Fukunaga: One is Punahou’s complexity, its scale. This means that you need somebody with significant administrative abilities and financial aptitude who can also sit on the floor and read a book to kindergartners – that’s a pretty unique skill set. Also, I imagine some candidates may wonder how in the world they can measure up to Jim Scott’s 25-year tenure – that’s a hard act to follow.
Is it not as common for heads of schools to have such long tenures?
Berger: Today, 10 or 15 years is a pretty long time in the independent school world. The field is evolving so quickly that it seems like the pace of change is faster – and perhaps more exhausting.
Fukunaga: The same is probably true in the corporate, nonprofit and political worlds – you see shorter tenures for leaders across many fields.
How does this experience make you feel about Punahou’s future and the future of education?

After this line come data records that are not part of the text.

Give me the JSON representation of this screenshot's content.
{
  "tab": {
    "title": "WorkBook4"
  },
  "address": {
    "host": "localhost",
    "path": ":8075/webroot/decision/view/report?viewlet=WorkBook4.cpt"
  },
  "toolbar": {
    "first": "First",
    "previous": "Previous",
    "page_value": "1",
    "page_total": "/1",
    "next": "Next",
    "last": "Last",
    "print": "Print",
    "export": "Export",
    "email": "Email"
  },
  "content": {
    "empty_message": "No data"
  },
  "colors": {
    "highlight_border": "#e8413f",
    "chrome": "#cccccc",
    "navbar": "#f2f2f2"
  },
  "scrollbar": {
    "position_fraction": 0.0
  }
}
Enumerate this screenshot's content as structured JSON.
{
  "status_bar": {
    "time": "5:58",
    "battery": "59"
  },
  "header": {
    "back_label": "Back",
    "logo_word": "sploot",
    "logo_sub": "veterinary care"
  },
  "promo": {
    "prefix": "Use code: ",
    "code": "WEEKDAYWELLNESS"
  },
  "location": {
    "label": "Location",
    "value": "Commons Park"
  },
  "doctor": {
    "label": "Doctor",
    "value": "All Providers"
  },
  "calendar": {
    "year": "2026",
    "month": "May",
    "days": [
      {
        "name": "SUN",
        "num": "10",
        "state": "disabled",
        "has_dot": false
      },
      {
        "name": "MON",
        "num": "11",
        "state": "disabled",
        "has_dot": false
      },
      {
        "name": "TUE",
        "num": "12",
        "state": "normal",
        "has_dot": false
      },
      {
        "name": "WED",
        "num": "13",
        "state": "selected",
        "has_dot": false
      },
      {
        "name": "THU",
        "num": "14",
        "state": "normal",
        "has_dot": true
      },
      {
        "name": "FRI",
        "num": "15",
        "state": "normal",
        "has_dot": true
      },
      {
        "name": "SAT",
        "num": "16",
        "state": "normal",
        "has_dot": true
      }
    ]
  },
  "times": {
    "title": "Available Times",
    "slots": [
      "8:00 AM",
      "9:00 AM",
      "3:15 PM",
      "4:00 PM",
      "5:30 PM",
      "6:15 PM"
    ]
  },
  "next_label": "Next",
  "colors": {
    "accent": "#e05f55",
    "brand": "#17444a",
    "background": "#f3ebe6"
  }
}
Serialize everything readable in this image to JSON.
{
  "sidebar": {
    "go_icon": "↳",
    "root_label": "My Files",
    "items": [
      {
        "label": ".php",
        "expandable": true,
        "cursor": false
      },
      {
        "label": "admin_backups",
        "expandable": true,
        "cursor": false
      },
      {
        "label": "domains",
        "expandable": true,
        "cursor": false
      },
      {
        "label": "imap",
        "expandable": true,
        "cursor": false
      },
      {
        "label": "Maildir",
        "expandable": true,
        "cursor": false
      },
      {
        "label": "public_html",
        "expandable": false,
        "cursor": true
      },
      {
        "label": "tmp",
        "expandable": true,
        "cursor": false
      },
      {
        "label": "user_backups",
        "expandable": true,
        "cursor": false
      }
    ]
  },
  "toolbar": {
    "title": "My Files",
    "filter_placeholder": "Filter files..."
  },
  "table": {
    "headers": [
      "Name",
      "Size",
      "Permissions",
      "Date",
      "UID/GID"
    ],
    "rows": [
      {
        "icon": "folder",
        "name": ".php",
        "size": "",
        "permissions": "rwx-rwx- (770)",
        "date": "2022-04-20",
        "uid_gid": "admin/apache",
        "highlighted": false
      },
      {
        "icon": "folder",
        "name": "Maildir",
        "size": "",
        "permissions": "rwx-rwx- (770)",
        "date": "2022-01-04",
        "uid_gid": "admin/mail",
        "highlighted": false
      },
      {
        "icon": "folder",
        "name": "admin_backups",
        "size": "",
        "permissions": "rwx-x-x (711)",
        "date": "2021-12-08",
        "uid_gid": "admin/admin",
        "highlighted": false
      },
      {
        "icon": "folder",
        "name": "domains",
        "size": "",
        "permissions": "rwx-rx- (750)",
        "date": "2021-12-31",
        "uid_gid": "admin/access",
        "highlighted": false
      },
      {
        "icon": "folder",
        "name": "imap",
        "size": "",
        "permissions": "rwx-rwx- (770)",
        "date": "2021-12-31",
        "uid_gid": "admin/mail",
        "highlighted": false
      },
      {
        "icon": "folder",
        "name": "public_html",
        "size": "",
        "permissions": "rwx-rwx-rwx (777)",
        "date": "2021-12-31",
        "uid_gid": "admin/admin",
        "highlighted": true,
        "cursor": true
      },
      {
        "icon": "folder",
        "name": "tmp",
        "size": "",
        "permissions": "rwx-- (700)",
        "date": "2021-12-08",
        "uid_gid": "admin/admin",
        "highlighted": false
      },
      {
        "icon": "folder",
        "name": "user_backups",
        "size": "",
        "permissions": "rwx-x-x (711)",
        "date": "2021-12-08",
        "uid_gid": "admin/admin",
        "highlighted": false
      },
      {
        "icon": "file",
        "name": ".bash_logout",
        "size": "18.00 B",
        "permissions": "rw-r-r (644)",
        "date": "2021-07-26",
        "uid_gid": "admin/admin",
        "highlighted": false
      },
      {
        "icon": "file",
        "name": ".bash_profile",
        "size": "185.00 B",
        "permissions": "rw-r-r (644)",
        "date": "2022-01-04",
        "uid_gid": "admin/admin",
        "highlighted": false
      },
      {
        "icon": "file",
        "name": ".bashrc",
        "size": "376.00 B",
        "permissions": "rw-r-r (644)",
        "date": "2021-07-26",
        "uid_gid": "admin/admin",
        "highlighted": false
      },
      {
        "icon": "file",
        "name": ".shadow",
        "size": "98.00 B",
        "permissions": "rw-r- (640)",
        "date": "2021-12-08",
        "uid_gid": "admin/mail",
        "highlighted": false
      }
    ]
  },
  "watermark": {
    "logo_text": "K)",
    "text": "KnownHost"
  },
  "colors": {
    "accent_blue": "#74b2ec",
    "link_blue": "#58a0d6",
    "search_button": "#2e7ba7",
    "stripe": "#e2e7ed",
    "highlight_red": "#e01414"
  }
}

Fukunaga: We’ve been struck by how many people really admire and respect what Punahou is doing. Many other schools see Punahou as a leader that they are watching, to see what we will do. Our reputation and scale also allow us to innovate in ways that other schools can’t. We can prototype an idea, we can have a school within a school, we can reach out to other institutions and they’re delighted to collaborate with us. Seeing how every school out there is wrestling with how to prepare children for a very different world, it just impressed on us that, not only is it a good thing to innovate, but it’s also absolutely necessary now. On the one hand, it’s a confirmation that Punahou needs to keep pushing for the bigger ideas. On the other hand, it’s a challenge. It’s always exciting to lead, but you want to make sure that you’re doing so in a responsible and thoughtful way.